My Notes
Categories
I used this paper to illustrate several course concepts related to materials structure (crystal lattice structure, coordination number, crystal field theory and orbital splitting, symmetry, electronic spectra, allowed and forbidden transitions). This activity was paired with a laboratory experiment (see related VIPEr objects) in which students synthesized Prussian Blue, and gave students a really in-depth look at what was going on when they mixed those solutions together.
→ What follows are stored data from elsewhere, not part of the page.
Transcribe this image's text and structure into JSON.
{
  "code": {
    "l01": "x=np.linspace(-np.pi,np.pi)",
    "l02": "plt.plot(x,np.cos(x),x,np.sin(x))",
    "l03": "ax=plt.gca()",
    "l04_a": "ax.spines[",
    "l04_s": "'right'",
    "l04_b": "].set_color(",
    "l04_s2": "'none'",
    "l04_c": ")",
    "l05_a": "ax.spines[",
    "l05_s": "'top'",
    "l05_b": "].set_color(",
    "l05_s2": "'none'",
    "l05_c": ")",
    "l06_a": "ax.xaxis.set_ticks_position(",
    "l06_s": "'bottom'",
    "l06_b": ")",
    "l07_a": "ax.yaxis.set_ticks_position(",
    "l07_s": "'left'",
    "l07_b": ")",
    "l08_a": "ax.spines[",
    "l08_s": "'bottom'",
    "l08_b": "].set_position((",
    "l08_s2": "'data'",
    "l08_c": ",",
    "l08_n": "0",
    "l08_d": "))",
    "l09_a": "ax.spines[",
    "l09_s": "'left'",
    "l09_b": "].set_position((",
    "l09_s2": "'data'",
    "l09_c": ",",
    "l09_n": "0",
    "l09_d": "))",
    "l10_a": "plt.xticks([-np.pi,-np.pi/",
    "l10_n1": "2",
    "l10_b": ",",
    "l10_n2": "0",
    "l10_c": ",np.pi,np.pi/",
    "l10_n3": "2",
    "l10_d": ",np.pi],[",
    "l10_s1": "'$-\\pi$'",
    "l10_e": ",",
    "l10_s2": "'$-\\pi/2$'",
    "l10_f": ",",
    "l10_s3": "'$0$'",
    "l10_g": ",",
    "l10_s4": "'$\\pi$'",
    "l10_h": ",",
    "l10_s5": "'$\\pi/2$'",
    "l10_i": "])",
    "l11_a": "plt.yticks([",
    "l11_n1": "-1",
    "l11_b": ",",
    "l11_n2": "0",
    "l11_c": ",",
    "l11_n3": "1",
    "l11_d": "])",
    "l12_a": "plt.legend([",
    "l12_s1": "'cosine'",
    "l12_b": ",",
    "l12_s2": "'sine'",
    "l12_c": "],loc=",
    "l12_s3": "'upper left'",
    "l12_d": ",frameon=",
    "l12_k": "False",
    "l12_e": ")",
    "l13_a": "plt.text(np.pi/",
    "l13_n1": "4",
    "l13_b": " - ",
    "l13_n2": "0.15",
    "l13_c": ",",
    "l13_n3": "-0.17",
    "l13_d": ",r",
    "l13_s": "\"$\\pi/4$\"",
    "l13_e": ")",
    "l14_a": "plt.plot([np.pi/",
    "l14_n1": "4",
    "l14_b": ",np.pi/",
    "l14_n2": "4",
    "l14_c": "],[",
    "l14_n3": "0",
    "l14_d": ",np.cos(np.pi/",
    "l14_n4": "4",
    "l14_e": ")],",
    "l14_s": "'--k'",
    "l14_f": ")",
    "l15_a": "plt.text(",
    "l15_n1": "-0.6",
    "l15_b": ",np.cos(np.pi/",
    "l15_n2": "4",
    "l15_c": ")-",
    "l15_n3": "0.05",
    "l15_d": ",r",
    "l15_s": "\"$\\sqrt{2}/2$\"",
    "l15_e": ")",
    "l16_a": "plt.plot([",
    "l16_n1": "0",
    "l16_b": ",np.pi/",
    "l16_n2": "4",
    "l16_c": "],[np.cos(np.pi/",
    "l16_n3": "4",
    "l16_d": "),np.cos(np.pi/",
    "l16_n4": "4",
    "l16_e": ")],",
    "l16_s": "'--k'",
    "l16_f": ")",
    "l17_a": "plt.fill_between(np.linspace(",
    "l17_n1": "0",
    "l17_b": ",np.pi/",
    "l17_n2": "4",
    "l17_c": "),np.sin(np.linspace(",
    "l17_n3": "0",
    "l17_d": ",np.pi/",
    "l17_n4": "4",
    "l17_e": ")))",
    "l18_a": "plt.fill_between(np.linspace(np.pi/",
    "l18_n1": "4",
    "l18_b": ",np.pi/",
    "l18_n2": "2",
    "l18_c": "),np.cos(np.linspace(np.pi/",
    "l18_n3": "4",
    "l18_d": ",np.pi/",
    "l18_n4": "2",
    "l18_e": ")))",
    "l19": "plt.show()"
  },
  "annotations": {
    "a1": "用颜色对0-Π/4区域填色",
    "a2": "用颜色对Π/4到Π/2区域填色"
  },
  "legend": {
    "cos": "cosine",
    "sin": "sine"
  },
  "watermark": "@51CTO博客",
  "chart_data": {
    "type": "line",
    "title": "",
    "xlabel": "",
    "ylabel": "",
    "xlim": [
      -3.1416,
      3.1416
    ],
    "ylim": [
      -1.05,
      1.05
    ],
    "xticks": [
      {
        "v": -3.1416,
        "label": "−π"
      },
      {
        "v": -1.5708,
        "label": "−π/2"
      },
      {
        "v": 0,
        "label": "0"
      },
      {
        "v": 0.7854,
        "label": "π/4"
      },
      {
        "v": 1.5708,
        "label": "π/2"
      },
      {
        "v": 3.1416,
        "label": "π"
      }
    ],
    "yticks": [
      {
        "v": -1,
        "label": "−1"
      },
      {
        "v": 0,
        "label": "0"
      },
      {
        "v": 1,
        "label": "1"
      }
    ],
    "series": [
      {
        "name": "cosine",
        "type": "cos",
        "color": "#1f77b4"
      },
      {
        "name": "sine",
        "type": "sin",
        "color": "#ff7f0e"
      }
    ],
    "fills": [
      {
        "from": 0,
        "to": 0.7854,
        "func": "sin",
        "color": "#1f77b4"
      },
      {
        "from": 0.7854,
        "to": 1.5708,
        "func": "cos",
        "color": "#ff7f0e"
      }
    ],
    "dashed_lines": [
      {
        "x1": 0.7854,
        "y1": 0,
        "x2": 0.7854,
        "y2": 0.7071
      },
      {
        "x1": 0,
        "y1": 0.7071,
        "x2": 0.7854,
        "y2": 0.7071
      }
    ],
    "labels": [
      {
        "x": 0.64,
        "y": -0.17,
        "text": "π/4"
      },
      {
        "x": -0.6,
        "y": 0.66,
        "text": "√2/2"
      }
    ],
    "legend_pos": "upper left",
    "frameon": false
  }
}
Combined with another VIPEr activity that uses a more recent literature example (New Blue Solid, in related links), students gained a broad appreciation for how inorganic chemists can use these concepts to rationally design new materials.
| Attachment | Size |
|---|---|
| Prussian Blue electronic spectra questions (Word) | 37.5 KB |
| Prussian Blue electronic spectra questions (pdf) | 47.71 KB |
Become familiar with reading chemical literature
Use symmetry and electronic configuration to interpret absorption spectra
Integrate understanding of course concepts to understand a "real life" literature example and enhance student interest
These activities were used in a 200-level course, which happened to mostly populated by juniors and seniors. The reading questions were designed mainly to check for basic comprehension. Most students had no difficulty answering the "what" questions about the experiments done and facts presented, but many needed significant guidance to understand why the researchers made these particular measurements, and how they interpreted the data to arrive at the conclusions presented. Most of the class discussion focused on building a "big picture" overview of what was going on. This led to interesting questions about design of experiments and use of evidence in science. Several students were surprised at how much of the scientific argument they had missed in their first reading of the paper, even though they felt like they had a good grasp on the data that the authors had reported.
Evaluation
Student answers to the reading comprehension questions were collected at the beginning of class and graded out of 10 points (largely based on participation and completeness of answers).
Most students were able to identify the correct answers from the paper, though some were confused by the last section involving orbital calculations (this was expected, as most of these students have not yet had a course in quantum mechanics).
Some students also had difficulty following the logic presented in the paper to predict differences in absorption band intensity for the different Fe compounds. Most recognized that the absorption band position was important and some realized that intensity also mattered, but most did not fully follow the arguments for assigning absorption spectra to one particular complex geometry. Most of the class discussion involved recreating the logic behind the peak assignment for the absorption spectra.